Still, it’s possible fentanyl could spread. Fentanyl became the illicit opioid of choice in the eastern parts of the US, based on the RAND report, not because people who use opioids wanted it. Instead, the sellers wanted it, because fentanyl is much more potent and cheaper — and therefore more lucrative — than heroin.

Those economic realities apply just as much to heroin markets out West as heroin markets in the East, so it could be a matter of time before illicit drug trafficking networks make the change. Once that happens, RAND found, fentanyl can spread quickly, and there aren’t any examples of a market going back to heroin once fentanyl takes over. (Estonia, in Europe, has now maintained a fentanyl market for 20 years.)

The US’s preliminary 2018 data, while generally positive, doesn’t rule out the possible spread of fentanyl. While the data suggests overdose deaths went down overall, that was mostly due to falling painkiller overdose deaths, which went from around 15,000 in 2017 to below 13,000 in 2018.

But according to the same data, overdose deaths linked to synthetic opioids, like fentanyl, went up from more than 29,000 in 2017 to nearly 32,000 in 2018. The RAND report provides one way that increase in fentanyl deaths could continue — if the drugs spread to other parts of the country.

There are solutions to fentanyl, but innovation is necessary

The RAND report is grim about the prospects of dealing with fentanyl, but it argues that there are some steps that could help.
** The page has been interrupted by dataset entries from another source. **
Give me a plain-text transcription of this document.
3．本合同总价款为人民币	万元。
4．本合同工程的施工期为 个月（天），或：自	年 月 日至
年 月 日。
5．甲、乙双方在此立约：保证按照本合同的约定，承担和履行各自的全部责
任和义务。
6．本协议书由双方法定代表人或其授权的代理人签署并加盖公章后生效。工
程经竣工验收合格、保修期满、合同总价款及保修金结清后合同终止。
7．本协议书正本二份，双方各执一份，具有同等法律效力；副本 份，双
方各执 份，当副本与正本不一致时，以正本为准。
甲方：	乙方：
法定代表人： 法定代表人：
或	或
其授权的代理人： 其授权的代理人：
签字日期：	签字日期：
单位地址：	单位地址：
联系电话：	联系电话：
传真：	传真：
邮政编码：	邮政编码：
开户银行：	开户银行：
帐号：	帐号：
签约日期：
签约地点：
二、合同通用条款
More investment in and access to addiction treatment could save lives. In particular, studies show that medications like methadone and buprenorphine reduce the death rate for opioid addiction patients by half or more. But in the US, just one in 10 people with a drug addiction get specialty treatment, and the majority of treatment providers don’t offer the medications.

Efforts to better detect fentanyl at the border could also save lives, especially at mail and shipping routes, particularly from China and Latin America, through which most fentanyl is believed to come. Harm reduction efforts, like more access to the opioid overdose antidote naloxone and more needle exchanges, could help as well.
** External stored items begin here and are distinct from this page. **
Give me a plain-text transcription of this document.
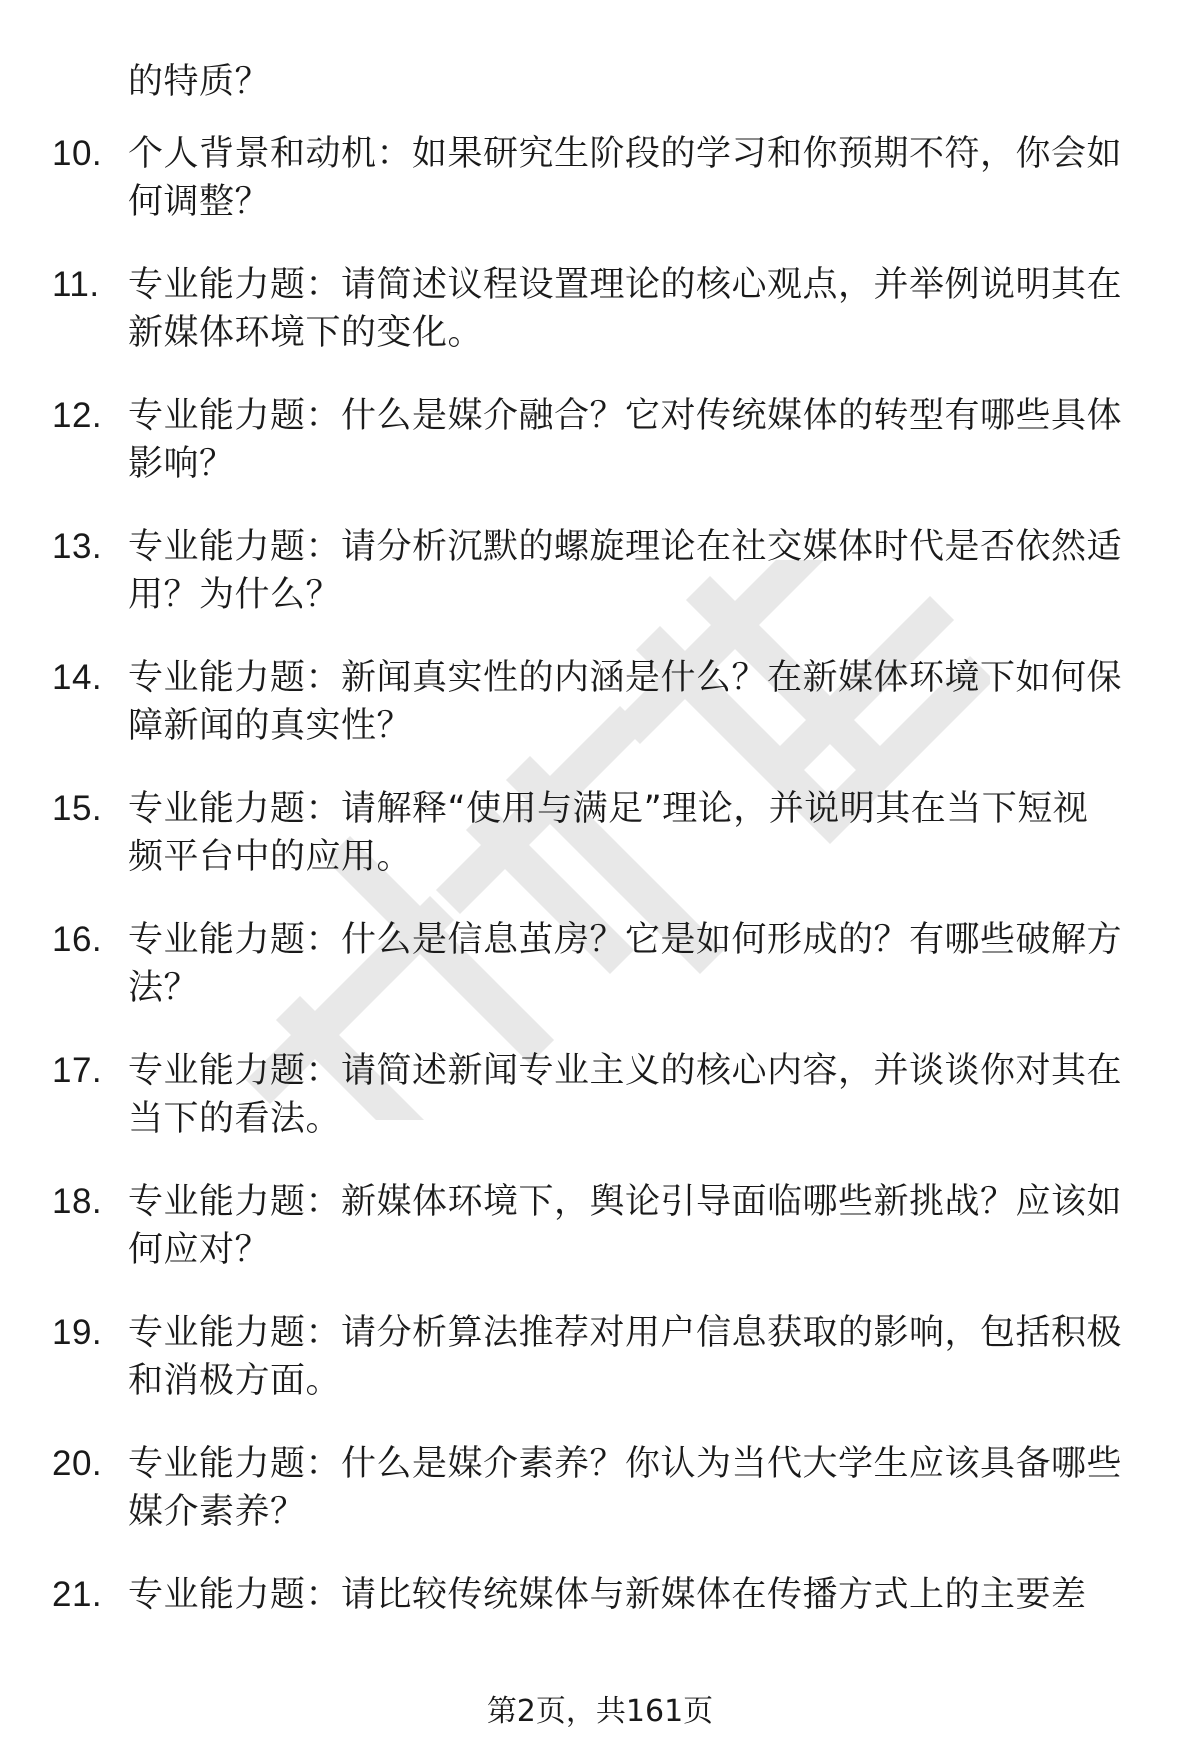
的特质？
10. 个人背景和动机：如果研究生阶段的学习和你预期不符，你会如
何调整？
11. 专业能力题：请简述议程设置理论的核心观点，并举例说明其在
新媒体环境下的变化。
12. 专业能力题：什么是媒介融合？它对传统媒体的转型有哪些具体
影响？
13. 专业能力题：请分析沉默的螺旋理论在社交媒体时代是否依然适
用？为什么？
14. 专业能力题：新闻真实性的内涵是什么？在新媒体环境下如何保
障新闻的真实性？
15. 专业能力题：请解释“使用与满足”理论，并说明其在当下短视
频平台中的应用。
16. 专业能力题：什么是信息茧房？它是如何形成的？有哪些破解方
法？
17. 专业能力题：请简述新闻专业主义的核心内容，并谈谈你对其在
当下的看法。
18. 专业能力题：新媒体环境下，舆论引导面临哪些新挑战？应该如
何应对？
19. 专业能力题：请分析算法推荐对用户信息获取的影响，包括积极
和消极方面。
20. 专业能力题：什么是媒介素养？你认为当代大学生应该具备哪些
媒介素养？
21. 专业能力题：请比较传统媒体与新媒体在传播方式上的主要差
第2页，共161页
RAND’s report, however, argues that fentanyl is a new kind of drug problem that requires new modes of thinking. Some of the ideas RAND points to try to adapt to the internet era of drug markets, like one proposal to make fake drug-selling websites to lure would-be buyers away from the growing number of actual drug-selling operations on the web.

The report also points to some ideas that are far more controversial in the US. One is a prescription heroin program, in which treatment-resistant patients who use opioids are prescribed heroin and use it in a medically supervised setting. Another idea is supervised consumption sites, safe spaces where people can use drugs with medical supervision. A report from RAND last year found strong evidence that prescription heroin programs can save lives and reduce all sorts of drug-related problems, and positive, though weaker, evidence for supervised consumption sites.

By acknowledging that it’s not going to be possible to stop some people from using drugs, these ideas may feel strange or even dangerous, especially after decades of a “just say no” approach. But if the evidence shows these new approaches save lives (which it does), and if there’s a risk that fentanyl may spread and wreak more havoc in the US (which remains possible), then maybe it’s time to think differently about drugs and drug policy.

RAND’s report is clear about just sticking to the status quo in the face of fentanyl: “Limiting responses to small tweaks on existing approaches in the United States is likely to condemn many people to early deaths.”